The lead authority on entrapment incited by law enforcement agencies, i.e. state actors, is the House of Lords’ decision in Looseley and Attorney General’s Reference No 3 of 2000 [2001] UKHL 53, [2001] 4 All ER 897. In a well-known passage, Lord Nicholls giving the first judgment observed:
It is simply not acceptable that the state through its agents should lure its citizens into committing acts forbidden by the law and then seek to prosecute them for doing so. That would be entrapment. That would be a misuse of state power, and an abuse of the process of the courts…The role of the courts is to stand between the state and its citizen and make sure this does not happen…The difficulty lies in identifying conduct, which is caught by such imprecise words as lure or incite or entice or instigate. If police officers acted only as detectives and passive observers, there would be little problem in identifying the boundary between permissible and impermissible police conduct. But that would not be a satisfactory place for the boundary line…in some instances a degree of active involvement by the police in the commission of a crime is generally regarded as acceptable…Test purchases fall easily into this category.
In considering the distinction between acceptable and unacceptable conduct, Lord Nicholls commented:
[A] useful guide is to consider whether the police did no more than present the defendant with an unexceptional opportunity to commit a crime…whether the police conduct preceding the commission of the offence was no more than might have been expected from others in the circumstances. Police conduct of this nature is not to be regarded as inciting or instigating crime…the overall consideration is always whether the conduct of the police or other law enforcement agency was so seriously improper as to bring the administration of justice into disrepute… [emphasis added]
In TL, the Court confirmed these principles applied and that the judge’s approach allowed no distinction between the conduct of Mr. U, as a private citizen, and state actors.
Significantly, the appeal court made clear that there was no impropriety on the part of Mr. U that made it inappropriate for the prosecution to proceed.
Whilst Mr.

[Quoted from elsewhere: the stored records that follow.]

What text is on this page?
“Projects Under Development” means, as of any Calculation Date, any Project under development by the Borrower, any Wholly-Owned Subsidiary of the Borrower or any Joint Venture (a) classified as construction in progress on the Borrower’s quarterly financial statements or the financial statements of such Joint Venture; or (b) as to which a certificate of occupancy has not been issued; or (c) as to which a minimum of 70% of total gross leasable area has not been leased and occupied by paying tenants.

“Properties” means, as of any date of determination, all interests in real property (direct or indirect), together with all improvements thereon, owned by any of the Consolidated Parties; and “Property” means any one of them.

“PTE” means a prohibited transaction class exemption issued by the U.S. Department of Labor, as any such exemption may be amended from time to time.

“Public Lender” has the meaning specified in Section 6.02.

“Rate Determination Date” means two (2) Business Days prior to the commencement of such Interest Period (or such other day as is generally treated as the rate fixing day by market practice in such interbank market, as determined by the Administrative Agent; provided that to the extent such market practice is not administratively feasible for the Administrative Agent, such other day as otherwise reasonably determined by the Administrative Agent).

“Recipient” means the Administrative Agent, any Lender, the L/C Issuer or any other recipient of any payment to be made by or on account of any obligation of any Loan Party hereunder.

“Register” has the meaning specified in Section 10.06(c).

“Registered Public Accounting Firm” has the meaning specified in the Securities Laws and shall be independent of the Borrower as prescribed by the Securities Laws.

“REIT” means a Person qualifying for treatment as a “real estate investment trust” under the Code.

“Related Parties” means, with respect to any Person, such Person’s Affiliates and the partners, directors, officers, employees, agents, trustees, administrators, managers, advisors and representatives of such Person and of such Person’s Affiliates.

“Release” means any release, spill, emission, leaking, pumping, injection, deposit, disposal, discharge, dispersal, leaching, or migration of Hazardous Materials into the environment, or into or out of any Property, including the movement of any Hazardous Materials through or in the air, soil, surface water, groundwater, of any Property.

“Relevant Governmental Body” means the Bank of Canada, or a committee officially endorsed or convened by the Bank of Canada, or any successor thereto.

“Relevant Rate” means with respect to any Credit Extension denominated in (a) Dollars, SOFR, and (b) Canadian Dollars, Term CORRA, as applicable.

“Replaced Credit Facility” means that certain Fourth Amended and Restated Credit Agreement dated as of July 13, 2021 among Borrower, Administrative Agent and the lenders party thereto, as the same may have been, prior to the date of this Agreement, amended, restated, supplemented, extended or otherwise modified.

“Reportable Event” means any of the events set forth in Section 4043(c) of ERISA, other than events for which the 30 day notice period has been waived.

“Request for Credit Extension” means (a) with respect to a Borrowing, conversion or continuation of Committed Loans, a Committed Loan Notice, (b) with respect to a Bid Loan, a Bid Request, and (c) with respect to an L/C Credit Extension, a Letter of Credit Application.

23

U may not have had sufficient information to support a reasonable suspicion that the website in question was being used for grooming purposes, he was pointed in the direction of the site by others with an interest in suppressing illegal conduct. Crucially, the Court considered that if the police had behaved as Mr. U behaved, their conduct would not have supported a stay for abuse.
The decision in TL makes clear that there is no ‘defence’ of entrapment and that only in rare situations would applications to stay proceedings be successful. The Court did not give any prescient examples, but it seems likely applications may succeed where there has been serious improper conduct on the part of the private citizen. Defence challenges otherwise concerning the fairness of prosecution evidence will have to be advanced using the statutory provision under PACE.